Goaltending situation complex

AL STRACHAN -- Toronto Sun

, Last Updated: 9:12 AM ET

To fans of the Toronto Maple Leafs, it's an interesting little conundrum. Who should be the backup to starting goaltender Andrew Raycroft?

But to Leafs general manager John Ferguson, the goaltending issue is fraught with peril, going far beyond the simple matter of finding someone willing to sit on the bench with a towel around his neck for 70 games. It may even decide Ferguson's own fate with the team.

Let's face it, Ferguson has been fairly efficient in assembling a respectable group of forwards and defenceman. But throughout his tenure, his handling of the goaltending situation has created more questions than answers.

Even the question of whether the backup should be Mikael Tellqvist or Jean-Sebastien Aubin is not as simple as it seems.

Based upon performances last season and this training camp, Aubin should be designated as the starter, not a backup.

But office politics play a role in every job, even professional sports jobs, and rare indeed is the coach who has the courage to demote the GM's prime off-season acquisition simply because he hasn't played well enough.

Not that coach Paul Maurice would want to take that tack. Aubin, who played for him last year, is no favourite of his.

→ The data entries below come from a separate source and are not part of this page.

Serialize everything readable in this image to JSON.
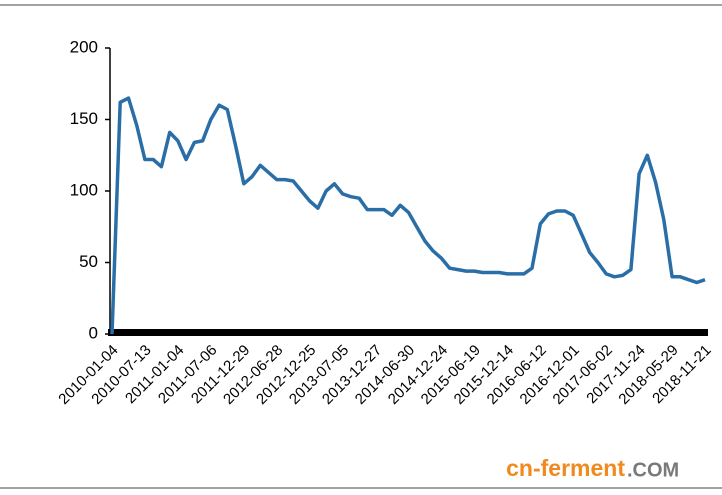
{
  "chart_data": {
    "type": "line",
    "categories": [
      "2010-01-04",
      null,
      null,
      null,
      "2010-07-13",
      null,
      null,
      null,
      "2011-01-04",
      null,
      null,
      null,
      "2011-07-06",
      null,
      null,
      null,
      "2011-12-29",
      null,
      null,
      null,
      "2012-06-28",
      null,
      null,
      null,
      "2012-12-25",
      null,
      null,
      null,
      "2013-07-05",
      null,
      null,
      null,
      "2013-12-27",
      null,
      null,
      null,
      "2014-06-30",
      null,
      null,
      null,
      "2014-12-24",
      null,
      null,
      null,
      "2015-06-19",
      null,
      null,
      null,
      "2015-12-14",
      null,
      null,
      null,
      "2016-06-12",
      null,
      null,
      null,
      "2016-12-01",
      null,
      null,
      null,
      "2017-06-02",
      null,
      null,
      null,
      "2017-11-24",
      null,
      null,
      null,
      "2018-05-29",
      null,
      null,
      null,
      "2018-11-21"
    ],
    "series": [
      {
        "color": "#2a6ea8",
        "values": [
          0,
          162,
          165,
          146,
          122,
          122,
          117,
          141,
          135,
          122,
          134,
          135,
          150,
          160,
          157,
          132,
          105,
          110,
          118,
          113,
          108,
          108,
          107,
          100,
          93,
          88,
          100,
          105,
          98,
          96,
          95,
          87,
          87,
          87,
          83,
          90,
          85,
          75,
          65,
          58,
          53,
          46,
          45,
          44,
          44,
          43,
          43,
          43,
          42,
          42,
          42,
          46,
          77,
          84,
          86,
          86,
          83,
          70,
          57,
          50,
          42,
          40,
          41,
          45,
          112,
          125,
          106,
          80,
          40,
          40,
          38,
          36,
          38
        ]
      }
    ],
    "ylim": [
      0,
      200
    ],
    "yticks": [
      0,
      50,
      100,
      150,
      200
    ],
    "watermark": [
      "cn-ferment",
      ".COM"
    ]
  }
}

But what if Raycroft gets the starting role, then finds himself out of action for a while, as Ed Belfour did last year? What happens if Tellqvist is given a chance to prove his worth and comes up short, only to be replaced by Aubin, who does a superb job? Does that scenario sound familiar?

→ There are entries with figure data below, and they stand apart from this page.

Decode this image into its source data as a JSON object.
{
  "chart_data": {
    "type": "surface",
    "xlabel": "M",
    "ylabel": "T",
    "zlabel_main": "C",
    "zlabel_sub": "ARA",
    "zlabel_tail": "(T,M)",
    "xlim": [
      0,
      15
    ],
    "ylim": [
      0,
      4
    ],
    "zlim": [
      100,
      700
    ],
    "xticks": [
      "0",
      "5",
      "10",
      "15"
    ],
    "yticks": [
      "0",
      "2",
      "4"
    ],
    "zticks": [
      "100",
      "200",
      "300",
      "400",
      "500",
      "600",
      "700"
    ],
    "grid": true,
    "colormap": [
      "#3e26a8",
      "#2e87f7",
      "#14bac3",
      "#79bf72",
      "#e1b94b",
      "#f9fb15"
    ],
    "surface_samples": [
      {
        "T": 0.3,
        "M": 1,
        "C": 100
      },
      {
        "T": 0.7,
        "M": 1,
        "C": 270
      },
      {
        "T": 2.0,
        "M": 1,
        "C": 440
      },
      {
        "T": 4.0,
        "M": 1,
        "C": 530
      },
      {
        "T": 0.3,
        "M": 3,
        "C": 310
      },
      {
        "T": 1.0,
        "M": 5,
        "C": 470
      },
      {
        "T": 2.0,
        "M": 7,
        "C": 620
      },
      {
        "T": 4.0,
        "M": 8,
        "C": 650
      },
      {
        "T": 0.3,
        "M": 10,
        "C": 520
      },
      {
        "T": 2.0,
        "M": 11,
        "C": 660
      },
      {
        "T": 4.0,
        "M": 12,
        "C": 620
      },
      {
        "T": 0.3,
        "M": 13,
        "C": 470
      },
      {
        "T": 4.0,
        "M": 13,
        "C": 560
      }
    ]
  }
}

But this year, there's the added twist of having given up the best young goalie in the world to get Raycroft.

Many hockey professionals don't understand that move. They say that even though there is no certainty when it comes to predicting the future of young goalies, the consensus is that the best two young goalies in the world are Justin Pogge and Tuukka Rask.

The Leafs had both and gave up Rask, judged by most scouts to be the better of the two. The premise was that the Leafs needed a starting goalie and had to pay a high price.

Translation:Ferguson needed a starting goalie in a hurry to cement his status, and the kids are years away.

But there's no guarantee, based upon a two-year career, that Raycroft is a genuine front-line goalie. And if the injury scenario mentioned above unfolds, Aubin may prove that the Leafs had a starter all along.

If the Leafs were that desperate for a starter, they could have signed Martin Gerber, who was a free agent last summer. Not only would they have kept Rask, they would have made life more difficult for the arch-rival Ottawa Senators who wasted no time grabbing Gerber for themselves.

The Leafs' defence is that Gerber costs more. Yes he does. But Ferguson gave both Tellqvist and Aubin one-way contracts at roughly $500,000. Then there's the $1.5 million buyout to Belfour, the residue of a Ferguson contract.

Had all that money not been wasted on goaltenders not playing for the Leafs, Gerber's deal would be easier to swallow.

Consider another scenario. Suppose the Leafs ease the logjam by moving Aubin. Then he plays well in his new home and Raycroft struggles. How secure will Ferguson be then?

Can't you just envision it? Maurice has the Leafs playing great hockey, but they're consistently being beaten as a result of poor goaltending. Even if Aubin is as far away as Vancouver by that time, he'll be able to hear the screams of anguish emanating from Toronto.

And all this hasn't even taken into account the long-range considerations -- the possibility of Rask being the next Martin Brodeur or Patrick Roy.

The Leafs' level of success down the road will be determined in hockey's time-honored manner -- by the goaltending.

If Ferguson made the right moves, he'll be exonerated and praised. But if he ends up being fired, it will almost certainly be his handling of the goaltending that determined his fate.